Concatenating dataframes can be obtained with concat
, vstack
or extend
.
vstack is a very inexpensive way to contatenate.
Below an example using vstack
:
import polars as pl
df = pl.DataFrame({
'id' : [123, 123, 456, 456],
'age_pre' : [55, 56, 49, 50],
'age_post' : [56, 57, 50, 51],
'exposure_pre' : [0.49, 0.49, 0.80, 0.80],
'exposure_post' : [0.51, 0.51, 0.20, 0.20]
})
column_rename_pre = {column.name : column.name.replace('_pre','')
for column in df if 'pre' in column.name}
column_rename_post = {column.name : column.name.replace('_post','')
for column in df if 'post' in column.name}
out = (
df.select(pl.col('^(id|.*_pre)$')).rename(column_rename_pre)
.vstack(df.select(pl.col('^(id|.*_post)$')).rename(column_rename_post))
)
# result
shape: (8, 3)
┌─────┬─────┬──────────┐
│ id ┆ age ┆ exposure │
│ --- ┆ --- ┆ --- │
│ i64 ┆ i64 ┆ f64 │
╞═════╪═════╪══════════╡
│ 123 ┆ 55 ┆ 0.49 │
│ 123 ┆ 56 ┆ 0.49 │
│ 456 ┆ 49 ┆ 0.8 │
│ 456 ┆ 50 ┆ 0.8 │
│ 123 ┆ 56 ┆ 0.51 │
│ 123 ┆ 57 ┆ 0.51 │
│ 456 ┆ 50 ┆ 0.2 │
│ 456 ┆ 51 ┆ 0.2 │
└─────┴─────┴──────────┘
There is a good Stack Overflow answer explaining the difference between concat, vstack and extend: How can I append or concatenate two dataframes in python polars?
I copy below the recommendations from that answer
There are the following ways to append data:
concat -> concatenate all given DataFrames. This is sort of a linked list of DataFrames. If you pass rechunk=True, all memory will be reallocated to contiguous chunks.

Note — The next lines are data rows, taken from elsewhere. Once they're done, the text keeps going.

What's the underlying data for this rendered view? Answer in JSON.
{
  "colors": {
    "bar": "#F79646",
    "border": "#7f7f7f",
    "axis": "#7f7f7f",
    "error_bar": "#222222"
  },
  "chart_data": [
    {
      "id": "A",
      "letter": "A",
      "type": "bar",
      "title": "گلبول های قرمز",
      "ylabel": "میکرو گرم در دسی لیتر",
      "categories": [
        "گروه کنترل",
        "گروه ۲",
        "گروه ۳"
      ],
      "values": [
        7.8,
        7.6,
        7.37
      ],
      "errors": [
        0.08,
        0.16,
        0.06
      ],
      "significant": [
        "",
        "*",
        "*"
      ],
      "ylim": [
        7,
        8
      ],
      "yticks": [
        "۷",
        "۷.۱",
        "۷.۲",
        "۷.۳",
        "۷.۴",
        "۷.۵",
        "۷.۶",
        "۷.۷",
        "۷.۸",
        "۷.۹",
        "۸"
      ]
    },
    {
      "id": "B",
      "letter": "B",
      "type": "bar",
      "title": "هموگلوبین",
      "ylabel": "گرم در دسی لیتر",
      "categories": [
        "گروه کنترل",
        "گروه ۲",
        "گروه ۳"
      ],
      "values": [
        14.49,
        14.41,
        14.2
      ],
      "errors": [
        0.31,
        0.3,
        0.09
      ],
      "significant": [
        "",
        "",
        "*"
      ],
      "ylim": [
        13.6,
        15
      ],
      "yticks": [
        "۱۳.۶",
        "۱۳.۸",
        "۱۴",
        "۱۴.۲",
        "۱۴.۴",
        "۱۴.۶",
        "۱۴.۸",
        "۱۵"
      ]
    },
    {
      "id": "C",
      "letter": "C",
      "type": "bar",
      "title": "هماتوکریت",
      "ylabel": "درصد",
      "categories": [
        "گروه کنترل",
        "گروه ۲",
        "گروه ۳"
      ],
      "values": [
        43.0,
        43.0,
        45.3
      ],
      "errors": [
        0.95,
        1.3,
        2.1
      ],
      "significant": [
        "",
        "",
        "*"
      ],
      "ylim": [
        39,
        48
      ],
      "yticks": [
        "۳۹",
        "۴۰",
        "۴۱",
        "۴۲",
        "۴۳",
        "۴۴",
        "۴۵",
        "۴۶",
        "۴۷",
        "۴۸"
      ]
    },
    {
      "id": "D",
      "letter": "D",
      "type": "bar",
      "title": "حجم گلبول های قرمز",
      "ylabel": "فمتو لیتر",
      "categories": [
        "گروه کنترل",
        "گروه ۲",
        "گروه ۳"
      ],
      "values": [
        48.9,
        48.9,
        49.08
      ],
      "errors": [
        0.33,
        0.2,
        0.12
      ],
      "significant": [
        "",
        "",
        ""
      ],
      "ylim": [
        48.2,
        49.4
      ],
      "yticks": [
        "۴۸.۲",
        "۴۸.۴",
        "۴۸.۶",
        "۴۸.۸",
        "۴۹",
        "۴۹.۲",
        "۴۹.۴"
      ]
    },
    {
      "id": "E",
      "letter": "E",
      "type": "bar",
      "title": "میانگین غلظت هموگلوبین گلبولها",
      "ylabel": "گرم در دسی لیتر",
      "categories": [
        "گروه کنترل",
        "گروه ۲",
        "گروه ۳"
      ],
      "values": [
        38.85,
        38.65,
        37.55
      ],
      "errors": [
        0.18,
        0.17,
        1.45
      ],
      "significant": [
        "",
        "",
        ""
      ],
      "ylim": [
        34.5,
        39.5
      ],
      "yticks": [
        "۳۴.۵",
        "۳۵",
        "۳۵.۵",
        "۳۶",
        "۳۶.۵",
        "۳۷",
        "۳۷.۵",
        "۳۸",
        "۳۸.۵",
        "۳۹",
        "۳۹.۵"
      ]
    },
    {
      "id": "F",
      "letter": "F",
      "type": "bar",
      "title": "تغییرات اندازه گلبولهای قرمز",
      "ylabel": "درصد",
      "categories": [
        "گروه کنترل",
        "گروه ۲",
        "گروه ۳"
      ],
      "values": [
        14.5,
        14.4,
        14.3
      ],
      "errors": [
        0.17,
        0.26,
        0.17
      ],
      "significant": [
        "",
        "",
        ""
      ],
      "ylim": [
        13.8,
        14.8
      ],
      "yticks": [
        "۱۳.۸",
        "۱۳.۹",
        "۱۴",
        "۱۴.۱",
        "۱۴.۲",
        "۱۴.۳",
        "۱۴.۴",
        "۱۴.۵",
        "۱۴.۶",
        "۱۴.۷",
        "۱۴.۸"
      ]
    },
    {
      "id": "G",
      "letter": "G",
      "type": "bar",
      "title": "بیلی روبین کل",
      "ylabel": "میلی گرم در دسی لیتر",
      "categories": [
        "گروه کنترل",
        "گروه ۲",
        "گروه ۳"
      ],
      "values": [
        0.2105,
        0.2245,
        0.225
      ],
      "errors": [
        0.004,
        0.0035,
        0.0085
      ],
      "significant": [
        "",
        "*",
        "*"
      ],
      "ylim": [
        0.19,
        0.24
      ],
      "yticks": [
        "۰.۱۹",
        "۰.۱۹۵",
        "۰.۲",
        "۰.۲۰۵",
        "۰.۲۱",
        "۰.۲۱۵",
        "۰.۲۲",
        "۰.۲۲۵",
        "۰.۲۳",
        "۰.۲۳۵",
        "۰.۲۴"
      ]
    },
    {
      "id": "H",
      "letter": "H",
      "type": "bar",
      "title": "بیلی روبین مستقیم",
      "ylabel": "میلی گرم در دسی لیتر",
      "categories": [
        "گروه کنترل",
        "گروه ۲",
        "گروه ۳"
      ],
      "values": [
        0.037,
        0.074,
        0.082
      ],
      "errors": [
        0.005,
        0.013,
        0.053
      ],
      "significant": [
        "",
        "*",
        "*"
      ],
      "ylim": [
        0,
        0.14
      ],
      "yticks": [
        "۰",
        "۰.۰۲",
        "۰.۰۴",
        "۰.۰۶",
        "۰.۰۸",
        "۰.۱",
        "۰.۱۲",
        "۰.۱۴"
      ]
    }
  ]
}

vstack -> Adds the data from other to DataFrame by incrementing a refcount. This is super cheap. It is recommended to call rechunk after many vstacks. Or simply use pl.concat.
extend This operation copies data. It tries to copy data from other to DataFrame. If however the refcount of DataFrame is larger than 1. A new buffer of memory is allocated to hold both DataFrames.